Words disobey me.
Nella leggera serata del 21 Aprile dell’anno del signore 2023 ero in un piccolo locale di Roma con Barbara a bere un tondo e abbondante calice di nero d’avola come l’anziano adulto che mi ritrovo ad essere. Attorno alla situazione, in un circondario di personaggi d’aperitivo del quartiere XIII Aurelio, semplicemente parlavamo. Un’esperienza intensa, di cui mi ricordo pochi dettagli se non uno specifico picco relativo, collocato nella metà della conversazione e a tre quarti del mio ingombrante bicchiere: una domanda di difficile interfaccia per chiunque, figuriamoci per chi fa il mio mestiere.

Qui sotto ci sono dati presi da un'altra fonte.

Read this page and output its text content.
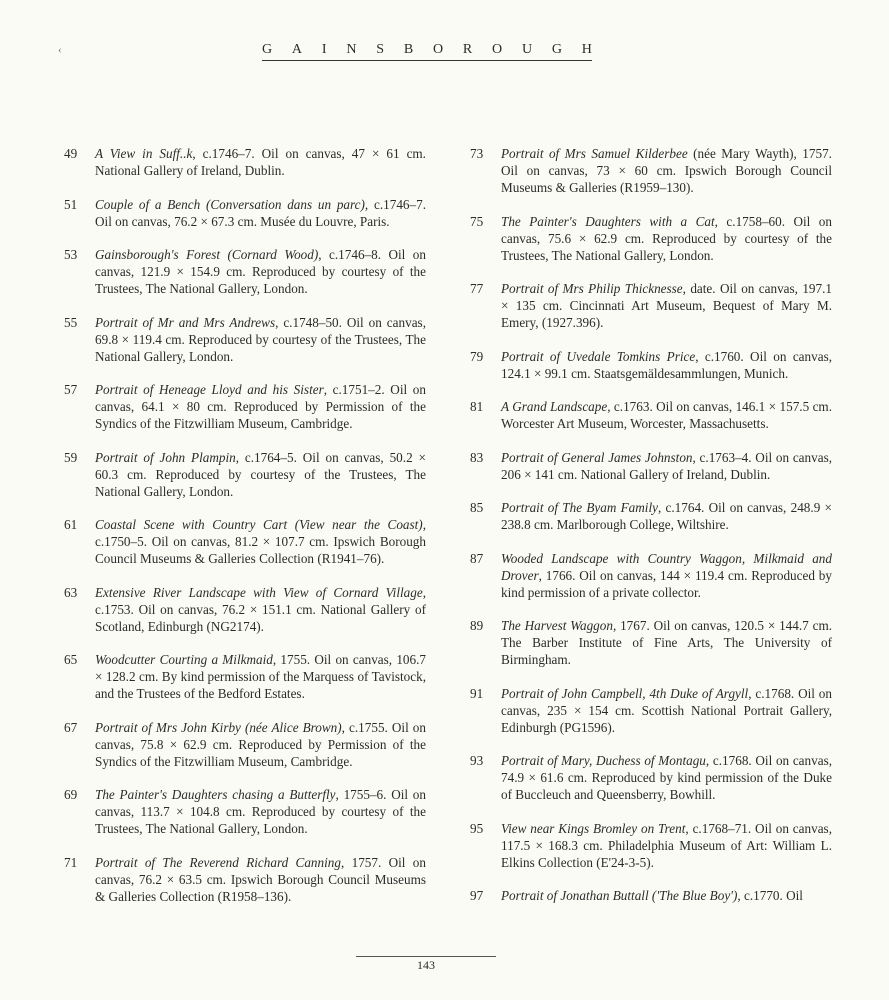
‹	G A I N S B O R O U G H
49	A View in Suff..k, c.1746–7. Oil on canvas, 47 × 61 cm. National Gallery of Ireland, Dublin.
51	Couple of a Bench (Conversation dans un parc), c.1746–7. Oil on canvas, 76.2 × 67.3 cm. Musée du Louvre, Paris.
53	Gainsborough's Forest (Cornard Wood), c.1746–8. Oil on canvas, 121.9 × 154.9 cm. Reproduced by courtesy of the Trustees, The National Gallery, London.
55	Portrait of Mr and Mrs Andrews, c.1748–50. Oil on canvas, 69.8 × 119.4 cm. Reproduced by courtesy of the Trustees, The National Gallery, London.
57	Portrait of Heneage Lloyd and his Sister, c.1751–2. Oil on canvas, 64.1 × 80 cm. Reproduced by Permission of the Syndics of the Fitzwilliam Museum, Cambridge.
59	Portrait of John Plampin, c.1764–5. Oil on canvas, 50.2 × 60.3 cm. Reproduced by courtesy of the Trustees, The National Gallery, London.
61	Coastal Scene with Country Cart (View near the Coast), c.1750–5. Oil on canvas, 81.2 × 107.7 cm. Ipswich Borough Council Museums & Galleries Collection (R1941–76).
63	Extensive River Landscape with View of Cornard Village, c.1753. Oil on canvas, 76.2 × 151.1 cm. National Gallery of Scotland, Edinburgh (NG2174).
65	Woodcutter Courting a Milkmaid, 1755. Oil on canvas, 106.7 × 128.2 cm. By kind permission of the Marquess of Tavistock, and the Trustees of the Bedford Estates.
67	Portrait of Mrs John Kirby (née Alice Brown), c.1755. Oil on canvas, 75.8 × 62.9 cm. Reproduced by Permission of the Syndics of the Fitzwilliam Museum, Cambridge.
69	The Painter's Daughters chasing a Butterfly, 1755–6. Oil on canvas, 113.7 × 104.8 cm. Reproduced by courtesy of the Trustees, The National Gallery, London.
71	Portrait of The Reverend Richard Canning, 1757. Oil on canvas, 76.2 × 63.5 cm. Ipswich Borough Council Museums & Galleries Collection (R1958–136).
73	Portrait of Mrs Samuel Kilderbee (née Mary Wayth), 1757. Oil on canvas, 73 × 60 cm. Ipswich Borough Council Museums & Galleries (R1959–130).
75	The Painter's Daughters with a Cat, c.1758–60. Oil on canvas, 75.6 × 62.9 cm. Reproduced by courtesy of the Trustees, The National Gallery, London.
77	Portrait of Mrs Philip Thicknesse, date. Oil on canvas, 197.1 × 135 cm. Cincinnati Art Museum, Bequest of Mary M. Emery, (1927.396).
79	Portrait of Uvedale Tomkins Price, c.1760. Oil on canvas, 124.1 × 99.1 cm. Staatsgemäldesammlungen, Munich.
81	A Grand Landscape, c.1763. Oil on canvas, 146.1 × 157.5 cm. Worcester Art Museum, Worcester, Massachusetts.
83	Portrait of General James Johnston, c.1763–4. Oil on canvas, 206 × 141 cm. National Gallery of Ireland, Dublin.
85	Portrait of The Byam Family, c.1764. Oil on canvas, 248.9 × 238.8 cm. Marlborough College, Wiltshire.
87	Wooded Landscape with Country Waggon, Milkmaid and Drover, 1766. Oil on canvas, 144 × 119.4 cm. Reproduced by kind permission of a private collector.
89	The Harvest Waggon, 1767. Oil on canvas, 120.5 × 144.7 cm. The Barber Institute of Fine Arts, The University of Birmingham.
91	Portrait of John Campbell, 4th Duke of Argyll, c.1768. Oil on canvas, 235 × 154 cm. Scottish National Portrait Gallery, Edinburgh (PG1596).
93	Portrait of Mary, Duchess of Montagu, c.1768. Oil on canvas, 74.9 × 61.6 cm. Reproduced by kind permission of the Duke of Buccleuch and Queensberry, Bowhill.
95	View near Kings Bromley on Trent, c.1768–71. Oil on canvas, 117.5 × 168.3 cm. Philadelphia Museum of Art: William L. Elkins Collection (E'24-3-5).
97	Portrait of Jonathan Buttall ('The Blue Boy'), c.1770. Oil
143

Ma, al di là di tutto lo studio e la ricerca, qual è il tipo di musica che effettivamente ti piace?
Di solito quando qualcuno mi fa questo tipo di domanda passo direttamente il mio profilo di RateYourMusic e pace, ma non ero davanti a uno sconosciuto, e dovevo rispondere con quella stessa serietà che avrei indossato se la domanda fosse venuta direttamente da me. È una domanda che, del resto, mi pongo spessissimo. Risparmio a chi legge l’aritmica e sbilenca risposta nella sua completezza: lunga, noiosa, fuori fuoco. Riguardava il mio assetto da ascoltatore orizzontale, la modularità delle componenti che mi piacciono in un pezzo e in un disco, le aree in cui mi sono specializzato nel corso degli anni. Posso e devo, però, condividere la prima cosa che le ho detto:
Probabilmente la prima scena in cui mi sono specializzato, quella che è più vicina alla mia pancia, è una certa corrente di post-punk sperimentale, intellettuale e frenetico di stampo angloamericano, sostanzialmente quello di cui si occupa Reynolds nella prima metà di Rip It Up and Start Again.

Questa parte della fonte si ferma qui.